Ao vincular a atuação do custos legis ao interesse público decorrente da natureza da lide, o legislador determinou que a identificação da hipótese de atuação é indissociável do mérito, ou seja, do objeto litigioso do processo, que é representado, como se sabe, pela pretensão deduzida em juízo, ilustrada pela causa de pedir (A propósito do conceito de mérito no processo civil, confira-se: Cândido Rangel Dinamarco, Fundamentos do processo civil moderno, São Paulo, RT, 1986, p. 182/220; Arruda Alvim, Manual de direito processual civil, vol.1, 10. ed., São Paulo, RT, 2006, p. 424/425; Sydney Sanches, “Objeto do processo e objeto litigioso do processo”, Ajuris 16 [1979]).

No caso em exame, nada obstante as respeitáveis ponderações formuladas pela DD. Promotora de Justiça de Santa Bárbara D’Oeste, mostra-se apropriado o posicionamento adotado pela DD. Juíza de Direito de Santa Bárbara D’Oeste. Com efeito, o interesse jurídico subjacente revela hipótese que guarda relação com o novo perfil constitucional do Ministério Público, a exigir sua intervenção no feito.

Importante registrar o que estabelece, sobre a questão, o art. 3º do Ato Nº 313/03 - PGJ-CGMP, de 24 de junho de 2003, que dispõe sobre a racionalização da intervenção do Ministério Público no processo civil:

“Art. 3º - Perfeitamente identificado o objeto da causa e respeitado o princípio da independência funcional, fica facultada a intervenção ministerial nas seguintes hipóteses:

I - Separação judicial e divórcio, onde não houver interesse de incapazes;

II - Ação declaratória de união estável e respectiva partilha de bens;

III - Ação ordinária de partilha de bens, envolvendo casal sem filhos menores ou incapazes;

IV - Ação de alimentos e revisional de alimentos, bem como aIV - Ação de alimentos e revisional de alimentos, bem como ação executiva de alimentos fundada no artigo 732 do CPC, entre partes capazes;

V- ação relativa às disposições de última vontade, sem interesse de incapazes, excetuados a aprovação, o registro e a anulação do testamento ou a que envolver reconhecimento de paternidade, legado de alimentos ou nas quais figurem como beneficiárias entidades fundacionais" [Redação dada pelo Ato Normativo nº 541/2008-PGJ-CGMP-CPJ, de 10 de junho de 2008]

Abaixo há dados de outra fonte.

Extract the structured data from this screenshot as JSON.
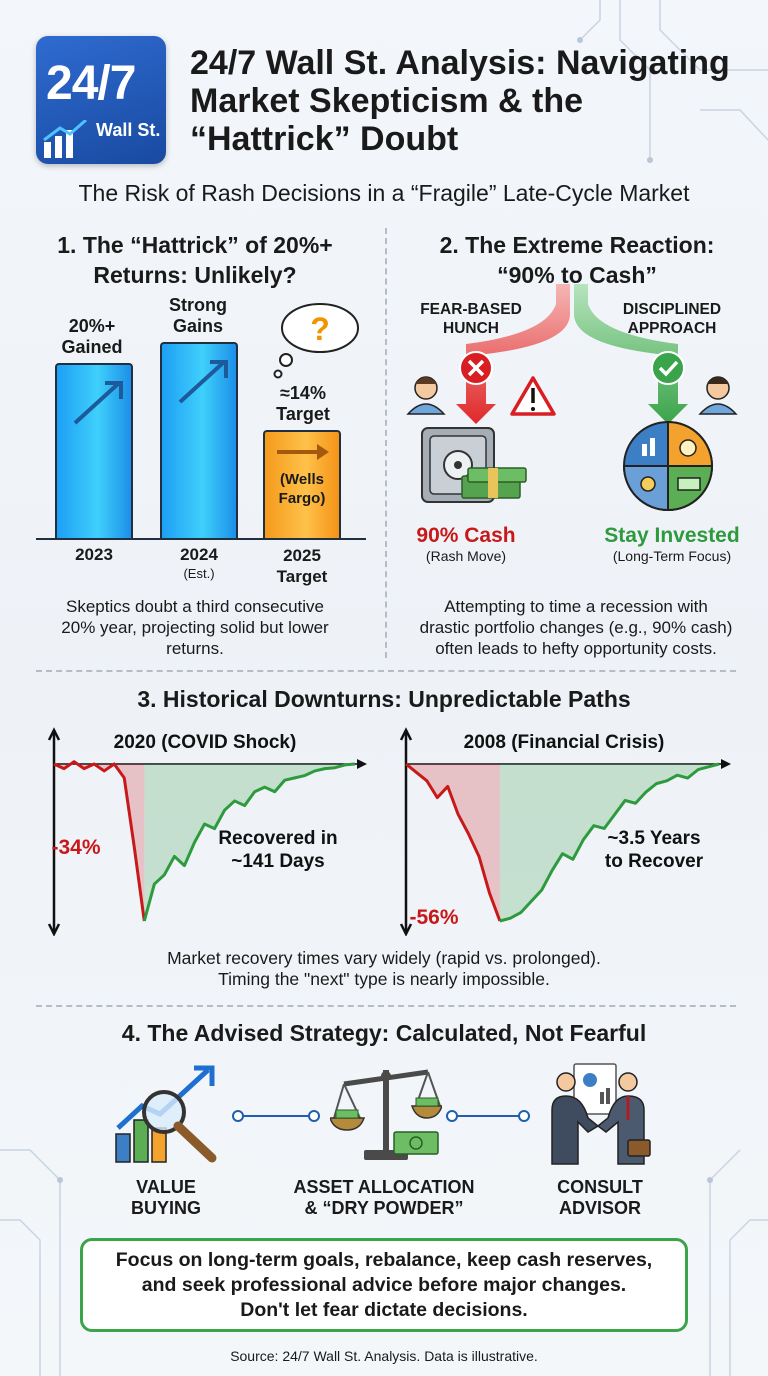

VI - Procedimento de jurisdição voluntária em que inexistir interesse de incapazes ou não envolver matéria alusiva aos registros públicos;

VII - (revogado pelo Ato Normativo nº 505/2007-PGJ-CGMP, de 29 de maio de 2007)

VIII - Requerimento de falência, na fase pré-falimentar;

IX - Ação individual em que seja parte sociedade em liquidação extrajudicial;

X - Ação de desapropriação, direta ou indireta, entre partes capazes, desde que não envolvam terras rurais objeto de litígios possessórios ou que encerrem fins de reforma agrária (art. 18, §2°, da L.C. 76/93);

XI – ação individual em que for parte a fazenda ou o poder público (estado, município, autarquia ou empresa pública), com interesse meramente patrimonial, disponível e sem implicações de ordem constitucional, a exemplo da execução fiscal e respectivos embargos, anulatória de débito fiscal, declaratória em matéria fiscal, repetição de indébito, consignação em pagamento, possessória, ordinária de cobrança, indenizatória, embargos de terceiro, despejo, ações cautelares e impugnação do valor da causa; [ Redação dada pelo Ato Normativo nº 499/2007-PGJ-CGMP-CPJ, de 20 de março de 2007]

XII - a ação acidentária ou a ação revisional do valor do benefício e respectivas execuções, propostas por advogado regularmente constituído ou nomeado, salvo nos casos em que o beneficiário seja incapaz ou idoso em condições de risco. [inciso acrescentado pelo Ato Normativo nº 387/2004-PGJ-CGMP-CPJ, de 21 de dezembro de 2004]

XIII – ação que, em seu curso, cessar a causa da intervenção. [inciso acrescentado pelo Ato Normativo nº 499/2007-PGJ-CGMP-CPJ, de 20 de março de 2007]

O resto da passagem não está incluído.